I was then just in time for a showing of Black Drop, Simon Starling’s 30-minute film about the transit of Venus and its relationship to the beginnings of cinema (exhibition ends 26 August). The film is beautifully shot in black and white, and although I’m not sure I understood everything about the astronomical phenomenon (last seen in June 2012 and not scheduled to happen again until 2117), just watching the film and being swept away by thoughts of the vastness of the universe was a thoroughly enjoyable experience.

Entrance

So, how did Modern Art Oxford’s café and exhibition space rate on my scale of baby-friendliness? My five criteria are menu, space, ambiance, facilities, and feeding (all explained in detail on my About page).

Menu: There’s one soup and three paninis on the menu each day, plus lots of cakes and other sweet snacks. Paninis aren’t the easiest thing to eat with one hand if you’re holding a baby, and neither is soup – but if you’re dextrous you can do it, and the cakes and other baked goods are easy. Go for tea/coffee and a sweet pick-me-up.

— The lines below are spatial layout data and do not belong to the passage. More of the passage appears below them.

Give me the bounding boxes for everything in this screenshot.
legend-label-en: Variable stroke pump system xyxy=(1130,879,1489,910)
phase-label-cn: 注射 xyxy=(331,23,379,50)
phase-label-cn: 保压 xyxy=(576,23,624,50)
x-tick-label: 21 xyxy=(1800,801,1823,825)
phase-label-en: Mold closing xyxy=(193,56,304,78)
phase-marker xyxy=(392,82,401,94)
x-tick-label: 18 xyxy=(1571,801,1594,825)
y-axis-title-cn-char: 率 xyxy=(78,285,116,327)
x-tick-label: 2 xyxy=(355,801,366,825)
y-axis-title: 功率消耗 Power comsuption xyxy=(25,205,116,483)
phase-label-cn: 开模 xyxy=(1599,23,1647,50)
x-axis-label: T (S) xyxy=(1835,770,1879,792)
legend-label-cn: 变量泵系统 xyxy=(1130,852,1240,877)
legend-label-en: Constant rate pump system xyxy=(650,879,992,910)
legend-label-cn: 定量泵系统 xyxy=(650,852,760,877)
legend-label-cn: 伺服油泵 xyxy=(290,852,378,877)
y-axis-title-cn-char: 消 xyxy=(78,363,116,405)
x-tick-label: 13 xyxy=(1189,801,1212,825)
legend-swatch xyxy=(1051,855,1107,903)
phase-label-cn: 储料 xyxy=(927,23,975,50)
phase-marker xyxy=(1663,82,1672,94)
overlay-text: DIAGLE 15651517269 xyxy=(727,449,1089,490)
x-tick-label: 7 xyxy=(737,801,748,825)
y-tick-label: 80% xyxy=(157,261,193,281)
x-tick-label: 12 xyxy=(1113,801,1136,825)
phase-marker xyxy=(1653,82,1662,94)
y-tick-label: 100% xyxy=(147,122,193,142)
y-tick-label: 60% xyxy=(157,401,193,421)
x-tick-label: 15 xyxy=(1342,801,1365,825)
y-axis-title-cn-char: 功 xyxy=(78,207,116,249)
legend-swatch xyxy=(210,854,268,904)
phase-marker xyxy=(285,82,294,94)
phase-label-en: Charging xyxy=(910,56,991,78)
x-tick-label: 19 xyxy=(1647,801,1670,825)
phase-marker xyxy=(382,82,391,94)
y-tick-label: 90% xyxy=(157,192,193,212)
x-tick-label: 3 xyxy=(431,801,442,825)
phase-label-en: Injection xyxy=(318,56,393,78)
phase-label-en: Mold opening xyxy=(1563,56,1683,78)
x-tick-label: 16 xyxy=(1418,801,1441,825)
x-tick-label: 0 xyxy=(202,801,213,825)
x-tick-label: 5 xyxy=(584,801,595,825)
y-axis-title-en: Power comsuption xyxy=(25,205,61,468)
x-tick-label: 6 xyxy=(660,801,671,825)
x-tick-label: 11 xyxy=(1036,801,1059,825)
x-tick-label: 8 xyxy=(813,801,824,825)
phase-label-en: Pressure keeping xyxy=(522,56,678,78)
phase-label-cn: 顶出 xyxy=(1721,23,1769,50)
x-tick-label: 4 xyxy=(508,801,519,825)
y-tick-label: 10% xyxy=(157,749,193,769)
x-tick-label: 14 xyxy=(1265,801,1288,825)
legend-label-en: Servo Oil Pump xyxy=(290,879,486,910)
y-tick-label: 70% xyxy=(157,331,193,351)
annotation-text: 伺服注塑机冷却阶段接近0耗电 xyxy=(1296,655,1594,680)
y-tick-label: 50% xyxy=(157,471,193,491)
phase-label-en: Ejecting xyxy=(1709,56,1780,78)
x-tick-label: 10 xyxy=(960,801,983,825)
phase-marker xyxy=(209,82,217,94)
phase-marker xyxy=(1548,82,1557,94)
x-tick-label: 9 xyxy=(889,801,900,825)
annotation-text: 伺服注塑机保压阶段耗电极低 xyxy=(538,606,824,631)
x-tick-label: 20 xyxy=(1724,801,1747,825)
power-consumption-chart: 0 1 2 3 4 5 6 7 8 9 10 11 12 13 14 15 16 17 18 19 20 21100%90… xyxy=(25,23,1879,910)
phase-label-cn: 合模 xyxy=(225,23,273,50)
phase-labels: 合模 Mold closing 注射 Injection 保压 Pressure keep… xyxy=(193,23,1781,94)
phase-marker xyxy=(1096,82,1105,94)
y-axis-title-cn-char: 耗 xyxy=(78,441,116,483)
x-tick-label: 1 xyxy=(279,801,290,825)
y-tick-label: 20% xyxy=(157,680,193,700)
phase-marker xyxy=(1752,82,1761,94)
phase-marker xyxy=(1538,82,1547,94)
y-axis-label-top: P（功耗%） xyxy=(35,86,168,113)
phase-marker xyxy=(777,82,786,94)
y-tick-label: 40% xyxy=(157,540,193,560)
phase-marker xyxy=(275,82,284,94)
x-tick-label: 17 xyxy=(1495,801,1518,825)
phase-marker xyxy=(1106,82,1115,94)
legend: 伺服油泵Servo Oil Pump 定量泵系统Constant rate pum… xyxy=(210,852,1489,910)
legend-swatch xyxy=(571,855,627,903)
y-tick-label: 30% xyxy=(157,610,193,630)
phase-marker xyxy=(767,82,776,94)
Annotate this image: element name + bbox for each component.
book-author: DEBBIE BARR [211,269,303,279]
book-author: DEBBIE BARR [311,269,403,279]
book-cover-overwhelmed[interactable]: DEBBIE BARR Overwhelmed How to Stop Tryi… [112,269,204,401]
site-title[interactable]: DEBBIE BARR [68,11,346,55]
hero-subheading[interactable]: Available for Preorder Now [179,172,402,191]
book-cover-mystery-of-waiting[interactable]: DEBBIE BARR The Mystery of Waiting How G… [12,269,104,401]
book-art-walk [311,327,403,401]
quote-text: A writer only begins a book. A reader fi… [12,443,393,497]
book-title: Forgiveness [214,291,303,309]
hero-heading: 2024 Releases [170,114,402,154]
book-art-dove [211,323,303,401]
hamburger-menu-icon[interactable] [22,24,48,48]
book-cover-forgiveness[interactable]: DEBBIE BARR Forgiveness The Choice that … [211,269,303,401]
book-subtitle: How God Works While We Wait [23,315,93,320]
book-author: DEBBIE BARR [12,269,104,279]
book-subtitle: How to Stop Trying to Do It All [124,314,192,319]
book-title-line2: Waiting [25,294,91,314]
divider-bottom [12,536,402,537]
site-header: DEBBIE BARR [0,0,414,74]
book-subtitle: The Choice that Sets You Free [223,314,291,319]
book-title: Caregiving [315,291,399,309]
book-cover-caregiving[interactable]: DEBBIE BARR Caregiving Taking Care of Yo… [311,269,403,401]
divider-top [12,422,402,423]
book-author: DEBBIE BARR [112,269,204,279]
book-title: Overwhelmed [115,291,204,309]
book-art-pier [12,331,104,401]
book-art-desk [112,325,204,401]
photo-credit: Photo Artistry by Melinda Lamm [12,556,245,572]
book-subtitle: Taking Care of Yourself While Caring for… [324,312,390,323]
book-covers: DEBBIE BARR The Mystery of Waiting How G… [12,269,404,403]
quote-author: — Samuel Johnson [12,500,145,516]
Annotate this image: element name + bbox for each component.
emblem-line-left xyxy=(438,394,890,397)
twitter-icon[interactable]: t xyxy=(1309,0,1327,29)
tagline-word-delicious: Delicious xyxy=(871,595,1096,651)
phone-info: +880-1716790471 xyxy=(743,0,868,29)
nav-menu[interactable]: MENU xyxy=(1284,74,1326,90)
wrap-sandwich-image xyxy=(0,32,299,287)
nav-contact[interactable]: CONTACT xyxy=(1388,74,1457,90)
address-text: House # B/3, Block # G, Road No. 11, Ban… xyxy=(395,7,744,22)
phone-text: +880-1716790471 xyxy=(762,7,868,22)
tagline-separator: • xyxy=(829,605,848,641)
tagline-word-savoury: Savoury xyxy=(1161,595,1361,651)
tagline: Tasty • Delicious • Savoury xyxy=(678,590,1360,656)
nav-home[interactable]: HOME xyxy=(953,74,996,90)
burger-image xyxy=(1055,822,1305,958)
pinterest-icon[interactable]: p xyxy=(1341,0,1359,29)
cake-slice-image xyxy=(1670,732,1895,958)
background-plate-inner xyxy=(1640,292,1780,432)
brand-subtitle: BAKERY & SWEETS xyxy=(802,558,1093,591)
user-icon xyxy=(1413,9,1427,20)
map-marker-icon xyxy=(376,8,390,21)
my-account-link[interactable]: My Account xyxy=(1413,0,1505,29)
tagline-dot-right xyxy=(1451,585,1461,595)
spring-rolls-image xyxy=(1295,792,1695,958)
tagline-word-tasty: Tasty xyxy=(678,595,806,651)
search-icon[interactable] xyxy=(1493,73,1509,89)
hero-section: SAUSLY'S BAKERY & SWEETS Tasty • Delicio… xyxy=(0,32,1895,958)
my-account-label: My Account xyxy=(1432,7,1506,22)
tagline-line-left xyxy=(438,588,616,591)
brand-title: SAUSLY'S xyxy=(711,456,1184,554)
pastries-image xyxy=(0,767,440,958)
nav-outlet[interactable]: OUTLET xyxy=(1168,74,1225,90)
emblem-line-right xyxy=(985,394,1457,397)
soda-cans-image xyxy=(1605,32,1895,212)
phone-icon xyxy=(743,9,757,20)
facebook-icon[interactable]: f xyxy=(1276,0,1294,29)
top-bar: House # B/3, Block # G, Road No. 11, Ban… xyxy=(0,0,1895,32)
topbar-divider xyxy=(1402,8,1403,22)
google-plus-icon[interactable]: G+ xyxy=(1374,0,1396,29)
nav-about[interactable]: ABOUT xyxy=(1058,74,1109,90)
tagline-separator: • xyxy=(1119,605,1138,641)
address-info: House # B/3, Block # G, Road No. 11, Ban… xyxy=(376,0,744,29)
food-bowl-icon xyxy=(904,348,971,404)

Space: Plenty of it, and there were lots of parents with prams there today. During the summer the café is located in the side entrance to the museum off St. Ebbe’s Street. It’s a vast cavernous space that presumably must have been an entry for trucks or deliveries, but they’ve transformed it into an area that holds several tables with lots of room for baby carriages all the way through to the entrance to the gift shop. In winter the café is indoors on the ground floor, and has just as much space for carriages. The first time I went, in fact, there was a group of mothers with about seven baby carriages.

Tables

Ambiance: In the café it’s laid-back, colourful, and streamlined. Because of the high ceilings it’s light and breezy but also sheltered and quiet. You feel like you could stay for hours. Café staff were very friendly and brought sugar and cutlery to my table, seeing that I had too much to carry. In the museum, the ambiance is what you might expect from a modern art museum: spare and plain, concentrating on the works of art rather than on any décor. Museum staff were also very friendly and held open doors and curtains for me so I could manoeuvre the baby carriage through the gallery spaces.

Tea selection

Facilities: The baby-changing toilet is on the lower level, past a space that is used for talks. Unfortunately, although the facility was clean and fresh-smelling, it caused me problems in terms of space. I could bring the baby carriage in, but then there wasn’t enough room to pull down the changing table or stand next to it to change the baby. I also couldn’t leave the carriage right outside the door because it would have blocked the entrances to both the men’s and women’s toilets. So I had to leave the door open with the carriage half-in and half-out of the bathroom. There were further problems with the layout of the room; once the changing table is pulled down there’s no way to reach the garbage can to throw away used diapers and wipes.  It wasn’t an easy experience and the Baberoo also screamed her way through it (you would too, if the bathroom door was open so everyone could see you).

Changing table

Feeding: I was at a table where everyone could see me breastfeeding, although I didn’t mind, and I got a few smiles of encouragement from museum staff who passed by. There aren’t really any private, quiet corners in the layout of the café, so it’s not for shyer nursing mothers.  There are no benches, sofas, or pillows, but if you and your baby are OK nursing from a standard-sized chair then it’ll be a fine experience.

My final rating for Modern Art Oxford is a 7.75 out of 10. Despite the difficulty with the baby-changing facilities, I’ll be going again for cake and the chance to see world-class art in my new city.